Nearer, My God, to the G.O.P. is a piece by Joseph Loconte in the New York Times. I like this guy's perspective. A couple of key quotes:
"'We affirm God's vision of a good society offered to us by the prophet Isaiah,' he [Jim Wallis] writes. Yet Isaiah, an agent of divine judgment living in a theocratic state, conveniently affirms every spending scheme of the Democratic Party. This is no different than the fundamentalist impulse to cite the book of Leviticus to justify laws against homosexuality."
and
"Christians are right to argue that the Bible is a priceless source of moral and spiritual insight. But they're wrong to treat it as a substitute for a coherent political philosophy."

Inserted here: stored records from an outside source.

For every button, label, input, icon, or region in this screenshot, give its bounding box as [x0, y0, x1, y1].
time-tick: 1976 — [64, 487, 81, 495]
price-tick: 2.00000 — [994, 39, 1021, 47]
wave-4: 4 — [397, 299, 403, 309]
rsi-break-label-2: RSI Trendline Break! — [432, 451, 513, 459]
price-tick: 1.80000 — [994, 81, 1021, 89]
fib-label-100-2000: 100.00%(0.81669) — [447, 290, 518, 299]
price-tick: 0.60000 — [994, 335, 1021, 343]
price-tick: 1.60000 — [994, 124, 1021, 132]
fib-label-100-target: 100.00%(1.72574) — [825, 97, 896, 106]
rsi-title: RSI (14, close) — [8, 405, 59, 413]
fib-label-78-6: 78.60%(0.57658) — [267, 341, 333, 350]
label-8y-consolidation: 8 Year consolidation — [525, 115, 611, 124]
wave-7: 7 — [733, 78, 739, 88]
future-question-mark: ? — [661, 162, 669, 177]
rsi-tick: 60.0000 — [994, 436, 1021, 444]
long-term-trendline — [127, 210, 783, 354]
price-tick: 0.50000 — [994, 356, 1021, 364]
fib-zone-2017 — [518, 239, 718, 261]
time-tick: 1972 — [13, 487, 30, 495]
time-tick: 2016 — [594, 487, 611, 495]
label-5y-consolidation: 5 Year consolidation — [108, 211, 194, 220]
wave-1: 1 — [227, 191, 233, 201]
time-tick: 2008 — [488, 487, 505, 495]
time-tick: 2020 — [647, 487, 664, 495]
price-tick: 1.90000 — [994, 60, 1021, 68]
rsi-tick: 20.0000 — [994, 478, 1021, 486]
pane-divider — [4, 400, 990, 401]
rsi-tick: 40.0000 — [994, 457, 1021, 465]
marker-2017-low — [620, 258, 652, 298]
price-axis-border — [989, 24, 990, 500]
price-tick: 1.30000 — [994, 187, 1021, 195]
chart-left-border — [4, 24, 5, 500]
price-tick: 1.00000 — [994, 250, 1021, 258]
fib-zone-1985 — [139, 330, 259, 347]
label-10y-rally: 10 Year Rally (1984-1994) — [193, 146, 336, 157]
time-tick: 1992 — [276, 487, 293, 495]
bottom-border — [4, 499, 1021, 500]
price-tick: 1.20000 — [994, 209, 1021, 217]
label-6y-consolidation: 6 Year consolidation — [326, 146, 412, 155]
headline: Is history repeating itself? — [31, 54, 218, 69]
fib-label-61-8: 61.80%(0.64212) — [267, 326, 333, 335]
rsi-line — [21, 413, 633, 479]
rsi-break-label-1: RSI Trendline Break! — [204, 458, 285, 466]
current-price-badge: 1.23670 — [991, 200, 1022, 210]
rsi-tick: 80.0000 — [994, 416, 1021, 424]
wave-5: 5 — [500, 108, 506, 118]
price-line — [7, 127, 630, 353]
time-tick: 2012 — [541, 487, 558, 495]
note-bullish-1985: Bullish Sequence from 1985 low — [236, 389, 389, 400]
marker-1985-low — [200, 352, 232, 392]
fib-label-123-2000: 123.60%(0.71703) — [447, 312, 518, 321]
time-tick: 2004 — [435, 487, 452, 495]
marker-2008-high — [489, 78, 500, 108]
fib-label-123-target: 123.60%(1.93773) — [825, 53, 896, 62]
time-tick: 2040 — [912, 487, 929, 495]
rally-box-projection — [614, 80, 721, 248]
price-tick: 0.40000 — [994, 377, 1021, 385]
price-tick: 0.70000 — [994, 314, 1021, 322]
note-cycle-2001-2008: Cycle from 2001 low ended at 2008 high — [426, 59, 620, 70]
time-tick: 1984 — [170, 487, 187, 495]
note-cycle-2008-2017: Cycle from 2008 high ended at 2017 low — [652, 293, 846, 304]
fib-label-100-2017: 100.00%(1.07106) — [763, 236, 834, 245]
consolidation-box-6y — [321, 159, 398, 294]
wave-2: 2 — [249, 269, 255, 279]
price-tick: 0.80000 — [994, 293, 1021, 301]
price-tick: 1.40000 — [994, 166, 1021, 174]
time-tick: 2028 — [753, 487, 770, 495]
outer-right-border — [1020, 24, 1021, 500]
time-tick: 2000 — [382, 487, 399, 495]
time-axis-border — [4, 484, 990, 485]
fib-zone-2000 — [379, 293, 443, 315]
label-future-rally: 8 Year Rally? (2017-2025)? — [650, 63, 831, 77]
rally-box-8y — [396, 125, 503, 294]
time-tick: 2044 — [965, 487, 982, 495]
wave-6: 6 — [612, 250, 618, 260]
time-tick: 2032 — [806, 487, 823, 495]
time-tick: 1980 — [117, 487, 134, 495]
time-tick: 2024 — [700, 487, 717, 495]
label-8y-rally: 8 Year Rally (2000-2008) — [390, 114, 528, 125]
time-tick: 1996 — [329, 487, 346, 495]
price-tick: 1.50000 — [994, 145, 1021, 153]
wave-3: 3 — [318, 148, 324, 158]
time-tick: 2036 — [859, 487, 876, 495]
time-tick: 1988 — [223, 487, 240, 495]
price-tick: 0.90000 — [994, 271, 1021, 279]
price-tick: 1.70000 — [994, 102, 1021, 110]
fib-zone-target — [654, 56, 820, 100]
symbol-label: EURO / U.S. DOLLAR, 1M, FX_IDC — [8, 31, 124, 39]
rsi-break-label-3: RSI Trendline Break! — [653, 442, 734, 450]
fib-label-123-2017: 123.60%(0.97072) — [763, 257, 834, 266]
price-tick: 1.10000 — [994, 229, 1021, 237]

He wrote in his closing paragraph:
"A completely secular public square is neither possible nor desirable; democracy needs the moral ballast of religion. But a partisan campaign to enlist the sacred is equally wrongheaded. When people of faith join political debates, they must welcome those democratic virtues that promote the common good: prudence, reason, compromise – and a realization that politics can't usher in the kingdom of heaven."
I sense a type of co-dependency going on in Emergent circles. Many are irritated about conservative and/or fundamentalist Evangelicalism. These theological conservatives tend to vote heavily Republican. Emergents want a more authentic faith. How do we do that? Too often, it feels like the answer is, "Don't be Evangelical." Ironically, that means Evangelicals still control the agenda for many Emerging folks because their "Emergent" mission is to "not be Evangelical." For many, by extension, that means not being Republican or giving approval to anything a Republican-voting-Evangelical might be inclined to support. In short, the Emergent folks become a mirror image of the very thing they said they found inauthentic.
The defining criteria for mission and action cannot be opposition to some faction. It must first and foremost be from communion with God and God's Word, in communion with the saints. That goes for theology and politics.